Since the inception of internet routers have been a primary target for cybercriminals. Gaining access to routers remains quite easy in most cases for a cybercriminal because proper security practices are not used in most cases. Once an attacker gains access to your router, he can easily perform a number of activities with your computer. For example:
- He can redirect you to other websites
- He can monitor your activities on web
- He can block some (or all) websites for you
- And finally, he can even control your computer remotely.
In short, once someone gains access to your router he gains access to your life. So it’s crucial to ensure the security of your router. Of course, some of the most sophisticated security techniques like removal of all wireless SOHO routers can’t be employed by everyone, but there are some easy tactics too that anyone can employ for increasing the security of his/her router. Those tactics are given below:
- Keep remote management over the internet turned off: Embedded web servers often become vulnerability for the security of your router. You should mandate in your corporate security policy that remote management feature should be disabled on every router that connects to your corporate VPN.
- Avoid default IPs: Default IP ranges (which are usually predictable in nature) make CSRF attacks much easier. So instead of having an IP with 192.168.1.1, consider an IP address that’s not predictable (i.e. 10.9.8.7). This is a very simple yet very successful technique of avoiding a CSRF attack.

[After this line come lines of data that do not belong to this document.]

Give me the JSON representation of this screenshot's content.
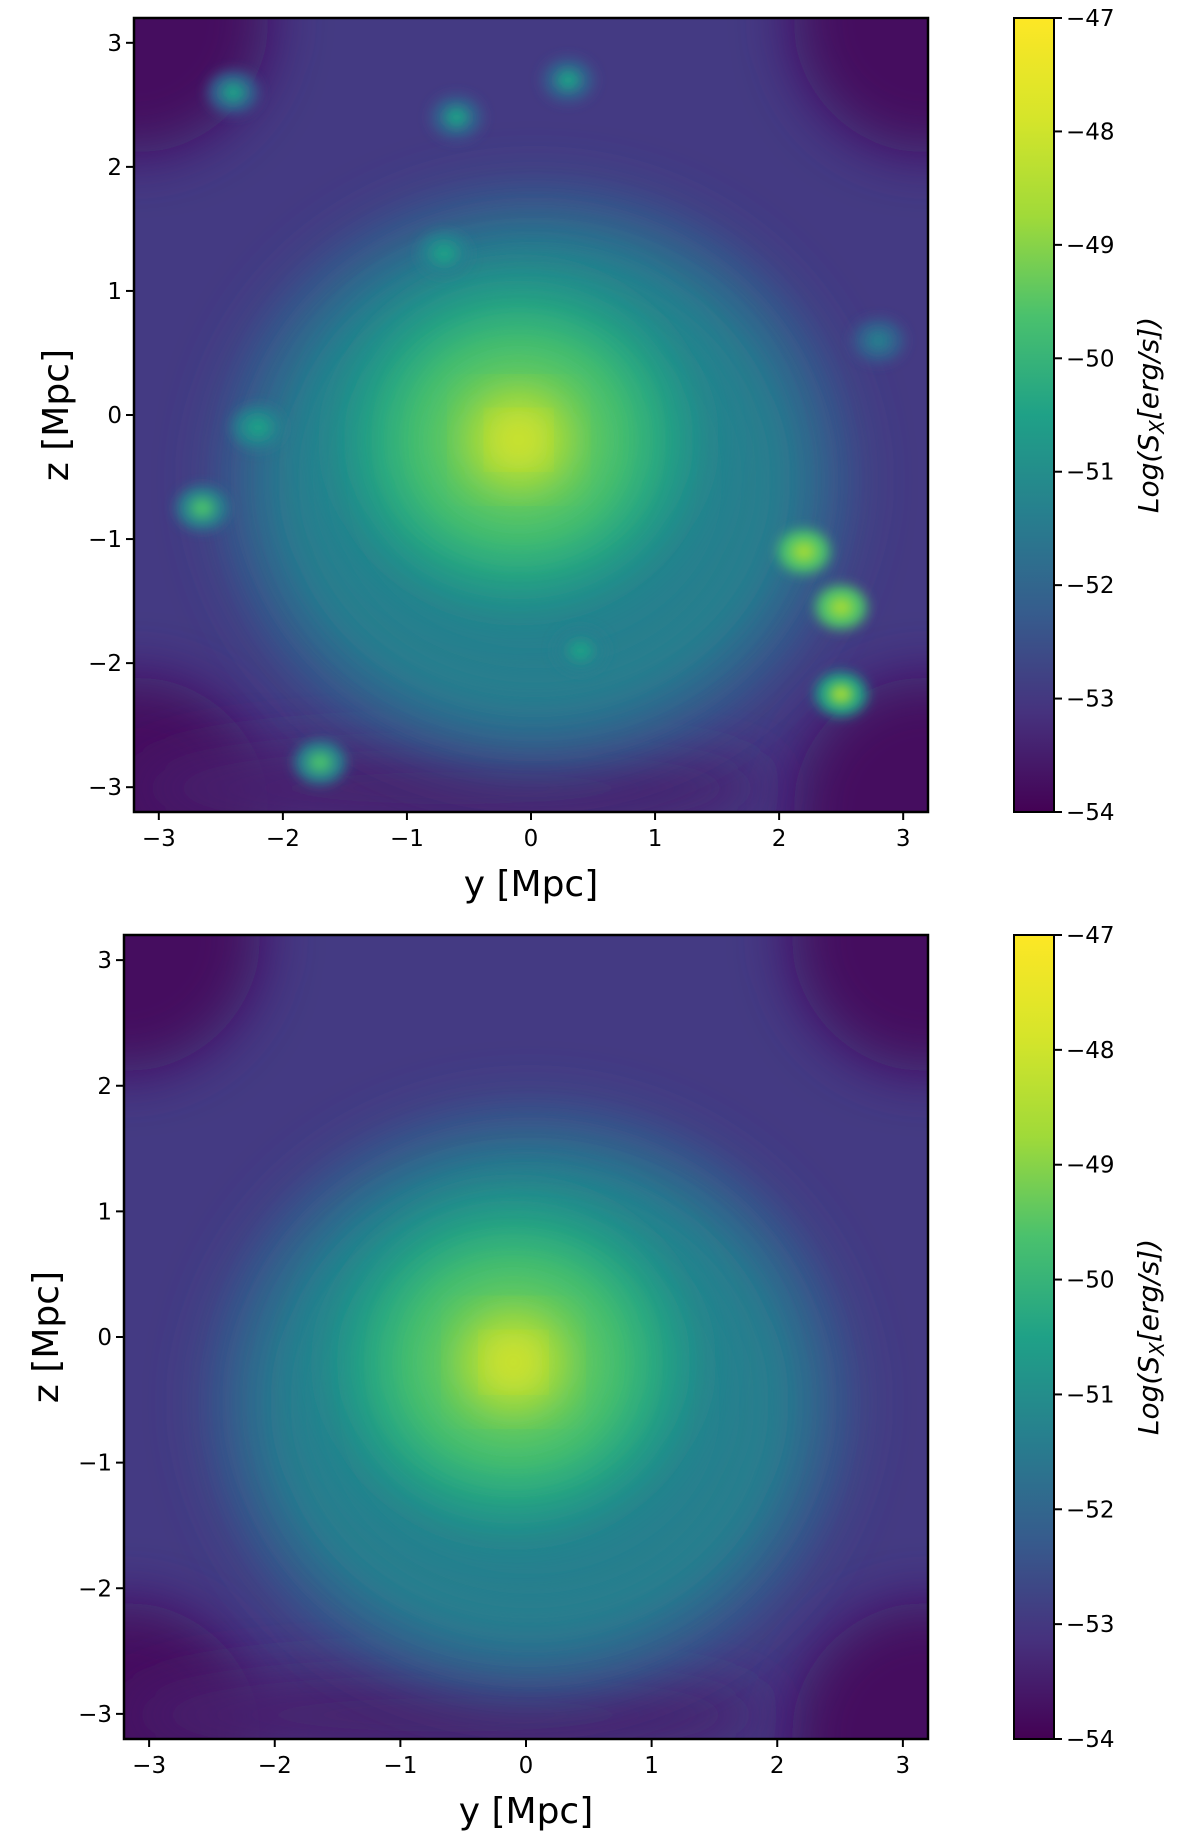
{
  "chart_data": [
    {
      "type": "heatmap",
      "xlabel": "y [Mpc]",
      "ylabel": "z [Mpc]",
      "xlim": [
        -3.2,
        3.2
      ],
      "ylim": [
        -3.2,
        3.2
      ],
      "x_ticks": [
        "−3",
        "−2",
        "−1",
        "0",
        "1",
        "2",
        "3"
      ],
      "y_ticks": [
        "−3",
        "−2",
        "−1",
        "0",
        "1",
        "2",
        "3"
      ],
      "colorbar": {
        "label_prefix": "Log(S",
        "label_sub": "X",
        "label_suffix": "[erg/s])",
        "range": [
          -54,
          -47
        ],
        "ticks": [
          "−47",
          "−48",
          "−49",
          "−50",
          "−51",
          "−52",
          "−53",
          "−54"
        ],
        "colormap": "viridis"
      },
      "center_peak": {
        "y": -0.1,
        "z": -0.2,
        "value": -47.3
      },
      "blobs": [
        {
          "y": 2.2,
          "z": -1.1,
          "value": -48.5
        },
        {
          "y": 2.5,
          "z": -1.55,
          "value": -48.8
        },
        {
          "y": 2.5,
          "z": -2.25,
          "value": -49.0
        },
        {
          "y": -2.65,
          "z": -0.75,
          "value": -49.8
        },
        {
          "y": -2.2,
          "z": -0.1,
          "value": -50.3
        },
        {
          "y": 0.4,
          "z": -1.9,
          "value": -50.5
        },
        {
          "y": -1.7,
          "z": -2.8,
          "value": -50.0
        },
        {
          "y": 0.3,
          "z": 2.7,
          "value": -50.8
        },
        {
          "y": -0.6,
          "z": 2.4,
          "value": -50.8
        },
        {
          "y": -0.7,
          "z": 1.3,
          "value": -50.5
        },
        {
          "y": -2.4,
          "z": 2.6,
          "value": -50.8
        },
        {
          "y": 2.8,
          "z": 0.6,
          "value": -51.0
        }
      ]
    },
    {
      "type": "heatmap",
      "xlabel": "y [Mpc]",
      "ylabel": "z [Mpc]",
      "xlim": [
        -3.2,
        3.2
      ],
      "ylim": [
        -3.2,
        3.2
      ],
      "x_ticks": [
        "−3",
        "−2",
        "−1",
        "0",
        "1",
        "2",
        "3"
      ],
      "y_ticks": [
        "−3",
        "−2",
        "−1",
        "0",
        "1",
        "2",
        "3"
      ],
      "colorbar": {
        "label_prefix": "Log(S",
        "label_sub": "X",
        "label_suffix": "[erg/s])",
        "range": [
          -54,
          -47
        ],
        "ticks": [
          "−47",
          "−48",
          "−49",
          "−50",
          "−51",
          "−52",
          "−53",
          "−54"
        ],
        "colormap": "viridis"
      },
      "center_peak": {
        "y": -0.1,
        "z": -0.2,
        "value": -47.3
      },
      "blobs": []
    }
  ],
  "colors": {
    "viridis_0": "#440154",
    "viridis_25": "#3b528b",
    "viridis_50": "#21918c",
    "viridis_75": "#5ec962",
    "viridis_100": "#fde725"
  }
}
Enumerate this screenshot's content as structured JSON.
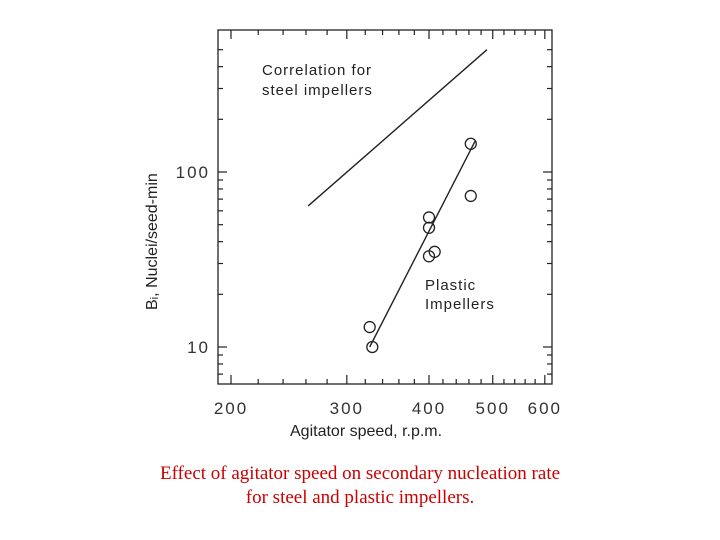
{
  "chart_data": {
    "type": "scatter",
    "x_scale": "log",
    "y_scale": "log",
    "xlim": [
      200,
      600
    ],
    "ylim": [
      6,
      500
    ],
    "xlabel": "Agitator speed,   r.p.m.",
    "ylabel": "Bᵢ,  Nuclei/seed-min",
    "x_ticks": [
      {
        "value": 200,
        "label": "200"
      },
      {
        "value": 300,
        "label": "300"
      },
      {
        "value": 400,
        "label": "400"
      },
      {
        "value": 500,
        "label": "500"
      },
      {
        "value": 600,
        "label": "600"
      }
    ],
    "y_ticks": [
      {
        "value": 10,
        "label": "10"
      },
      {
        "value": 100,
        "label": "100"
      }
    ],
    "series": [
      {
        "name": "Plastic Impellers",
        "kind": "scatter",
        "points": [
          {
            "x": 325,
            "y": 13
          },
          {
            "x": 328,
            "y": 10
          },
          {
            "x": 400,
            "y": 55
          },
          {
            "x": 400,
            "y": 48
          },
          {
            "x": 400,
            "y": 33
          },
          {
            "x": 408,
            "y": 35
          },
          {
            "x": 463,
            "y": 145
          },
          {
            "x": 463,
            "y": 73
          }
        ]
      },
      {
        "name": "Plastic Impellers fit",
        "kind": "line",
        "points": [
          {
            "x": 325,
            "y": 10
          },
          {
            "x": 470,
            "y": 150
          }
        ]
      },
      {
        "name": "Correlation for steel impellers",
        "kind": "line",
        "points": [
          {
            "x": 262,
            "y": 64
          },
          {
            "x": 490,
            "y": 500
          }
        ]
      }
    ],
    "annotations": {
      "steel_line1": "Correlation  for",
      "steel_line2": "steel  impellers",
      "plastic_line1": "Plastic",
      "plastic_line2": "Impellers"
    },
    "grid": false,
    "legend": "none"
  },
  "caption": {
    "line1": "Effect of agitator speed on secondary nucleation rate",
    "line2": "for steel and plastic impellers."
  },
  "colors": {
    "caption": "#cc0000",
    "ink": "#222222"
  }
}
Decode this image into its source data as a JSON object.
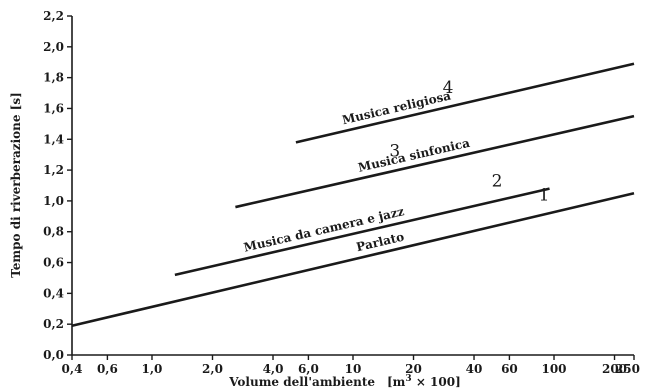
{
  "chart_data": {
    "type": "line",
    "xlabel": "Volume dell'ambiente",
    "xlabel_unit_pre": "[m",
    "xlabel_unit_sup": "3",
    "xlabel_unit_post": " × 100]",
    "ylabel": "Tempo di riverberazione [s]",
    "x_scale": "log",
    "xlim": [
      0.4,
      250
    ],
    "ylim": [
      0,
      2.2
    ],
    "x_ticks": [
      {
        "value": 0.4,
        "label": "0,4"
      },
      {
        "value": 0.6,
        "label": "0,6"
      },
      {
        "value": 1.0,
        "label": "1,0"
      },
      {
        "value": 2.0,
        "label": "2,0"
      },
      {
        "value": 4.0,
        "label": "4,0"
      },
      {
        "value": 6.0,
        "label": "6,0"
      },
      {
        "value": 10,
        "label": "10"
      },
      {
        "value": 20,
        "label": "20"
      },
      {
        "value": 40,
        "label": "40"
      },
      {
        "value": 60,
        "label": "60"
      },
      {
        "value": 100,
        "label": "100"
      },
      {
        "value": 200,
        "label": "200"
      },
      {
        "value": 250,
        "label": "250"
      }
    ],
    "y_ticks": [
      {
        "value": 0.0,
        "label": "0,0"
      },
      {
        "value": 0.2,
        "label": "0,2"
      },
      {
        "value": 0.4,
        "label": "0,4"
      },
      {
        "value": 0.6,
        "label": "0,6"
      },
      {
        "value": 0.8,
        "label": "0,8"
      },
      {
        "value": 1.0,
        "label": "1,0"
      },
      {
        "value": 1.2,
        "label": "1,2"
      },
      {
        "value": 1.4,
        "label": "1,4"
      },
      {
        "value": 1.6,
        "label": "1,6"
      },
      {
        "value": 1.8,
        "label": "1,8"
      },
      {
        "value": 2.0,
        "label": "2,0"
      },
      {
        "value": 2.2,
        "label": "2,2"
      }
    ],
    "grid": false,
    "series": [
      {
        "number": "1",
        "name": "Parlato",
        "x": [
          0.4,
          250
        ],
        "y": [
          0.19,
          1.05
        ]
      },
      {
        "number": "2",
        "name": "Musica da camera e jazz",
        "x": [
          1.3,
          95
        ],
        "y": [
          0.52,
          1.08
        ]
      },
      {
        "number": "3",
        "name": "Musica sinfonica",
        "x": [
          2.6,
          250
        ],
        "y": [
          0.96,
          1.55
        ]
      },
      {
        "number": "4",
        "name": "Musica religiosa",
        "x": [
          5.2,
          250
        ],
        "y": [
          1.38,
          1.89
        ]
      }
    ]
  }
}
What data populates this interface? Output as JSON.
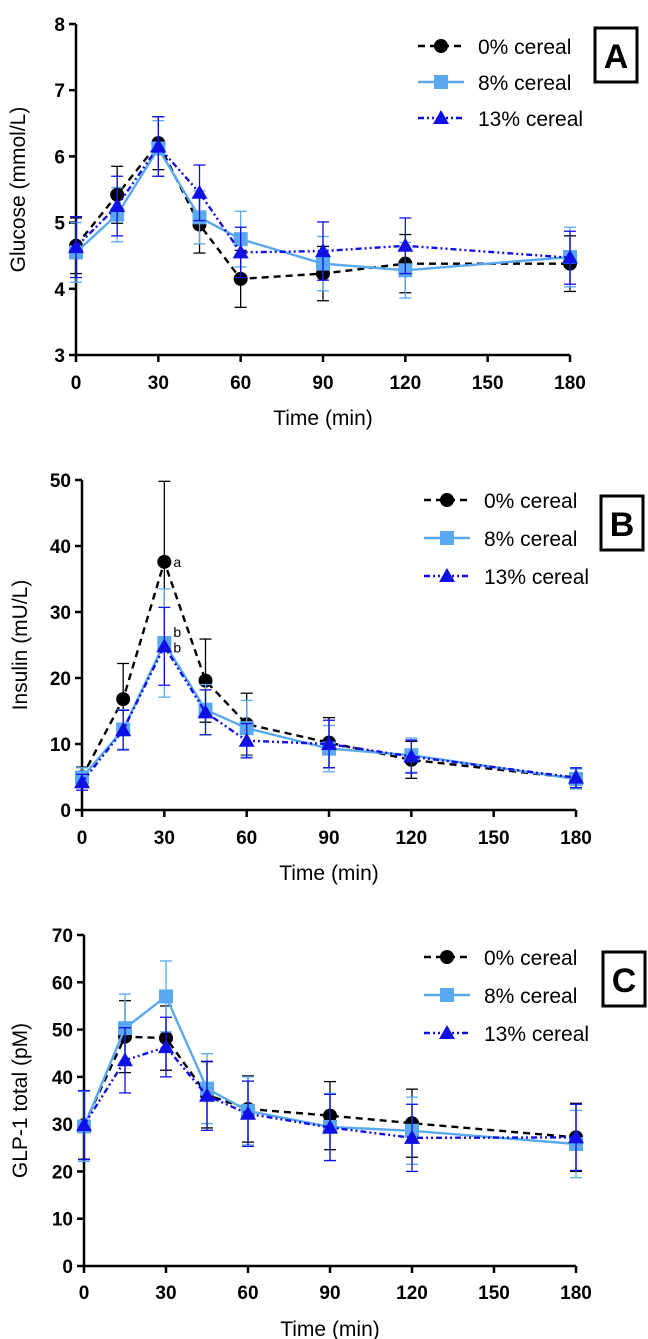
{
  "styles": {
    "0% cereal": {
      "color": "#000000",
      "marker": "circle",
      "dash": "7,5"
    },
    "8% cereal": {
      "color": "#5aa8f0",
      "marker": "square",
      "dash": ""
    },
    "13% cereal": {
      "color": "#1010e6",
      "marker": "triangle",
      "dash": "6,3,2,3,2,3"
    }
  },
  "chart_data": [
    {
      "type": "line",
      "panel": "A",
      "xlabel": "Time (min)",
      "ylabel": "Glucose (mmol/L)",
      "xlim": [
        0,
        180
      ],
      "ylim": [
        3,
        8
      ],
      "xticks": [
        0,
        30,
        60,
        90,
        120,
        150,
        180
      ],
      "yticks": [
        3,
        4,
        5,
        6,
        7,
        8
      ],
      "grid": false,
      "legend": "top-right",
      "x": [
        0,
        15,
        30,
        45,
        60,
        90,
        120,
        180
      ],
      "series": [
        {
          "name": "0% cereal",
          "values": [
            4.65,
            5.42,
            6.2,
            4.97,
            4.15,
            4.23,
            4.38,
            4.38
          ],
          "errors": [
            0.42,
            0.43,
            0.4,
            0.43,
            0.43,
            0.41,
            0.44,
            0.42
          ]
        },
        {
          "name": "8% cereal",
          "values": [
            4.55,
            5.12,
            6.12,
            5.08,
            4.75,
            4.38,
            4.28,
            4.48
          ],
          "errors": [
            0.45,
            0.41,
            0.42,
            0.4,
            0.42,
            0.41,
            0.42,
            0.45
          ]
        },
        {
          "name": "13% cereal",
          "values": [
            4.63,
            5.25,
            6.15,
            5.45,
            4.55,
            4.57,
            4.65,
            4.47
          ],
          "errors": [
            0.46,
            0.45,
            0.45,
            0.42,
            0.38,
            0.44,
            0.42,
            0.4
          ]
        }
      ],
      "annotations": []
    },
    {
      "type": "line",
      "panel": "B",
      "xlabel": "Time (min)",
      "ylabel": "Insulin (mU/L)",
      "xlim": [
        0,
        180
      ],
      "ylim": [
        0,
        50
      ],
      "xticks": [
        0,
        30,
        60,
        90,
        120,
        150,
        180
      ],
      "yticks": [
        0,
        10,
        20,
        30,
        40,
        50
      ],
      "grid": false,
      "legend": "top-right",
      "x": [
        0,
        15,
        30,
        45,
        60,
        90,
        120,
        180
      ],
      "series": [
        {
          "name": "0% cereal",
          "values": [
            5.0,
            16.8,
            37.6,
            19.6,
            13.0,
            10.2,
            7.6,
            4.8
          ],
          "errors": [
            1.5,
            5.4,
            12.2,
            6.3,
            4.7,
            3.8,
            2.8,
            1.5
          ]
        },
        {
          "name": "8% cereal",
          "values": [
            4.9,
            12.2,
            25.3,
            15.2,
            12.4,
            9.3,
            8.3,
            4.7
          ],
          "errors": [
            1.5,
            3.0,
            8.2,
            3.8,
            4.2,
            3.5,
            2.6,
            1.5
          ]
        },
        {
          "name": "13% cereal",
          "values": [
            4.2,
            12.1,
            24.8,
            14.8,
            10.5,
            10.0,
            8.1,
            4.9
          ],
          "errors": [
            1.2,
            3.0,
            5.9,
            3.4,
            2.6,
            3.6,
            2.5,
            1.5
          ]
        }
      ],
      "annotations": [
        {
          "text": "a",
          "x": 30,
          "y": 37.6
        },
        {
          "text": "b",
          "x": 30,
          "y": 27.0
        },
        {
          "text": "b",
          "x": 30,
          "y": 24.6
        }
      ]
    },
    {
      "type": "line",
      "panel": "C",
      "xlabel": "Time (min)",
      "ylabel": "GLP-1 total (pM)",
      "xlim": [
        0,
        180
      ],
      "ylim": [
        0,
        70
      ],
      "xticks": [
        0,
        30,
        60,
        90,
        120,
        150,
        180
      ],
      "yticks": [
        0,
        10,
        20,
        30,
        40,
        50,
        60,
        70
      ],
      "grid": false,
      "legend": "top-right",
      "x": [
        0,
        15,
        30,
        45,
        60,
        90,
        120,
        180
      ],
      "series": [
        {
          "name": "0% cereal",
          "values": [
            29.8,
            48.5,
            48.2,
            36.2,
            33.2,
            31.8,
            30.2,
            27.2
          ],
          "errors": [
            7.2,
            7.6,
            6.8,
            7.0,
            7.0,
            7.2,
            7.2,
            7.2
          ]
        },
        {
          "name": "8% cereal",
          "values": [
            29.5,
            50.3,
            57.0,
            37.5,
            32.8,
            29.4,
            28.6,
            25.8
          ],
          "errors": [
            7.4,
            7.2,
            7.5,
            7.4,
            7.2,
            7.1,
            7.1,
            7.1
          ]
        },
        {
          "name": "13% cereal",
          "values": [
            29.8,
            43.5,
            46.3,
            36.0,
            32.2,
            29.3,
            27.1,
            27.2
          ],
          "errors": [
            7.3,
            6.9,
            6.3,
            7.3,
            6.9,
            7.0,
            7.1,
            7.0
          ]
        }
      ],
      "annotations": []
    }
  ]
}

- Never forget logging out after configuring your router: When your router isn’t in use, it shouldn’t be logged in. Most routers don’t log out automatically when they’re not in use, which opens the door for CSRF attacks. Although some clever CSRF attacks can be executed successfully without even using the authentication, still this simple step can decrease the likeliness of such attacks.
- Turn off WPS and turn on encryption: Attacking a router becomes much easier if attacker can connect to it. Instead of using WPS for the security of your router, you should use AES backed WPA2. Protect it with a strong 26 characters long passkey.
- Passwords matter a lot: Never use a default password for your router. They’re often the same for entire product line. Also avoid weak passwords that relate to your life in some way or don’t contain a combination of letters, numbers and symbols.
- Keep firmware of your router up-to-date: Finally, ensure that the firmware of your router is up-to-date. Older firmware versions often fall prey to the attackers while newer ones come with fixes of security vulnerabilities. So check for the latest firmware on a regular basis and update if required.